Download or read book Commerce written by and published by . This book was released on 1915 with total page 1030 pages. Available in PDF, EPUB and Kindle. Book excerpt:

Book How We Live Our Yoga

Download or read book How We Live Our Yoga written by Valerie Jeremijenko and published by Beacon Press. This book was released on 2020-09-08 with total page 212 pages. Available in PDF, EPUB and Kindle. Book excerpt: How We Live Our Yoga collects fourteen frank, moving, and thoughtful personal essays by passionate yoga practitioners on why they began to practice, what it has brought to their lives, how their relationship to yoga changes and evolves, and more. Judith Lasater looks at the unexpected relationship between yoga and parenting. Award-winning poet Stanley Plumly ponders the connection between his Quaker upbringing, his writing, and his yoga practice. The well-known Sanskritist Vyaas Houston tells the story of his first guru and their difficult relationship. And philosopher and conceptual artist Adrian Piper comes out as a yogic celibate.

Book Painful Birth

    Book Details:
  • Author : James Rolph Edwards
  • Publisher : University Press of America
  • Release : 2012-12-16
  • ISBN : 0761860002
  • Pages : 87 pages

Download or read book Painful Birth written by James Rolph Edwards and published by University Press of America.
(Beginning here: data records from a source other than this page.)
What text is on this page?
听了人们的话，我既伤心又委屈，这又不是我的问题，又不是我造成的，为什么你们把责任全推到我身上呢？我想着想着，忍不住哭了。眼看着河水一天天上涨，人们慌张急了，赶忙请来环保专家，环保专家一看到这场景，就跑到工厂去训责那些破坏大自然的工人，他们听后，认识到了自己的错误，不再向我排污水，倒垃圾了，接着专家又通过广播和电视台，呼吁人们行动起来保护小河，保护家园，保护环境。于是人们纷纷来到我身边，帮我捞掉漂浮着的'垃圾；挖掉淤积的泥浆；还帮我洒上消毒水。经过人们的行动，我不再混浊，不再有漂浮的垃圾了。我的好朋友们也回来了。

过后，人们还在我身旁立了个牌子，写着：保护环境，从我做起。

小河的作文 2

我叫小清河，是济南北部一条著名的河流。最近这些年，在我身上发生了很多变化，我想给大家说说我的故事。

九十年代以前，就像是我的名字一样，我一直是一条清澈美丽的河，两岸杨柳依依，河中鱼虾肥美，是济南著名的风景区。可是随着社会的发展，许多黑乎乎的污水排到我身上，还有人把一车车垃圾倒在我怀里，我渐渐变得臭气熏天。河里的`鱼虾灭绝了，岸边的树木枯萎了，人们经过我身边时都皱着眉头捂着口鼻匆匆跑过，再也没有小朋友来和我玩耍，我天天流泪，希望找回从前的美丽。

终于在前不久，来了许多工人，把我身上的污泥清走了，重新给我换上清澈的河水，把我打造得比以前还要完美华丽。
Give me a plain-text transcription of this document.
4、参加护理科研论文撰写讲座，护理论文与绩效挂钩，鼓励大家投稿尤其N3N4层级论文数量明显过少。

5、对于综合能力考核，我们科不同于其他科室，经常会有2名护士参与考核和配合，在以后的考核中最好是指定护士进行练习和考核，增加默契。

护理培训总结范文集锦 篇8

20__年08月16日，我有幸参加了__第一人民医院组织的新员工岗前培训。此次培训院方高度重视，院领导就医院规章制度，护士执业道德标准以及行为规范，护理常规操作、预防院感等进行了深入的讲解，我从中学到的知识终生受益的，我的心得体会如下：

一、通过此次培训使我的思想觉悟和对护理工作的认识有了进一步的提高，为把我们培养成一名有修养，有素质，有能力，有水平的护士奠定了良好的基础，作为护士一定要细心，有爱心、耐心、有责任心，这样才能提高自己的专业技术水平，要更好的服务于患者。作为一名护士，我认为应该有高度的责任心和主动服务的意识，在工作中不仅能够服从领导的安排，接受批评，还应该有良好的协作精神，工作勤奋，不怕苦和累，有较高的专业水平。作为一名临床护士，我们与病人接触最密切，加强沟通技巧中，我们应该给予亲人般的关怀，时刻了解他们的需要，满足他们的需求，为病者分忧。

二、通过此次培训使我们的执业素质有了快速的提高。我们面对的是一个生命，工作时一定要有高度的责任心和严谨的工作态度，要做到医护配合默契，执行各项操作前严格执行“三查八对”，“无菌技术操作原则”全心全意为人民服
This book was released on 2012-12-16 with total page 87 pages. Available in PDF, EPUB and Kindle. Book excerpt: Painful Birth is the astounding story of how Chile narrowly escaped becoming a Leninist/Stalinist slave state in the early 1970s and over a relatively short historic period was transformed into the near paragon of freedom and prosperity that it is today. The book not only narrates the events but also explains the economic policies, institutional transformation, and ideological change involved. Painful Birth provides an invaluable case study in economic growth, international relations, political ideologies, and Latin American development.